Sur le Tour de France, les maîtres du temps sont suisses

Daniel FERTIN

Depuis 2016 la société Tissot est revenue sur le Tour.

La NBA, les GP moto, l’escrime, le tennis de table, le hockey sur glace, le top 14 de rugby, les championnats du monde cyclisme étaient déjà dans le giron de cette entreprise horlogère suisse basée au Locle, dans le canton de Neuchâtel, à quelques petits coups de pédales de la frontière française.

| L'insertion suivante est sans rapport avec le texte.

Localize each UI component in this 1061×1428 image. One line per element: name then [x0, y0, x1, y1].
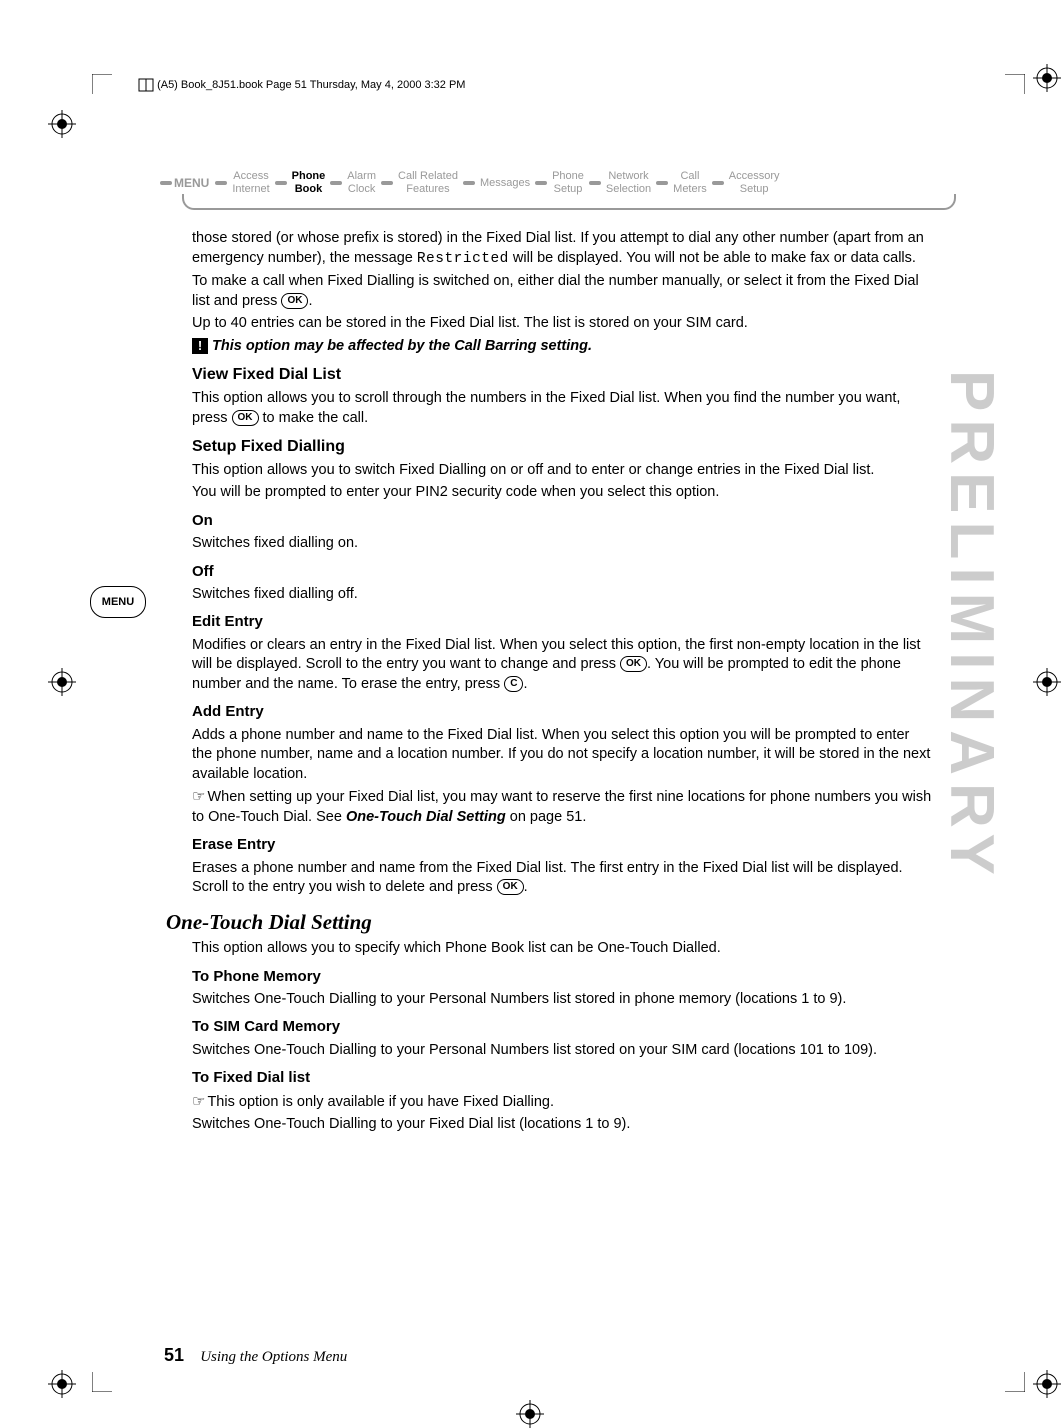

Sur le Tour de France pour la quatrième année consécutive, la branche Tissot Timing est chargée du chronométrage des étapes.

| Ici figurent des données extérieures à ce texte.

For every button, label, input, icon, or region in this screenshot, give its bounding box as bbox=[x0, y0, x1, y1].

Sur une épreuve sur route, ce sont 8 techniciens qui sont occupés chaque jour à ce travail . « Sur le contre la montre par équipes ce sont 13 techniciens qui interviendront et 18 pour le contre-la-montre de Pau » explique Pascal Rissier le Directeur de Tissot Timing. La différence d’intervenants s’explique par le nombre de temps intermédiaires à prendre sur ce genre d’étapes toutes particulières où le temps est la référence absolue.

Chaque jour il faut compter à peu près deux heures pour monter l’installation. Quotidiennement Tissot Timing joue la sécurité maximum pour éviter tous les problèmes. « Tout est sauvegardé, au total on dispose de trois caméras, si une est en panne, l’autre prend le relai, il y a constamment un back-up » poursuit le boss helvétique.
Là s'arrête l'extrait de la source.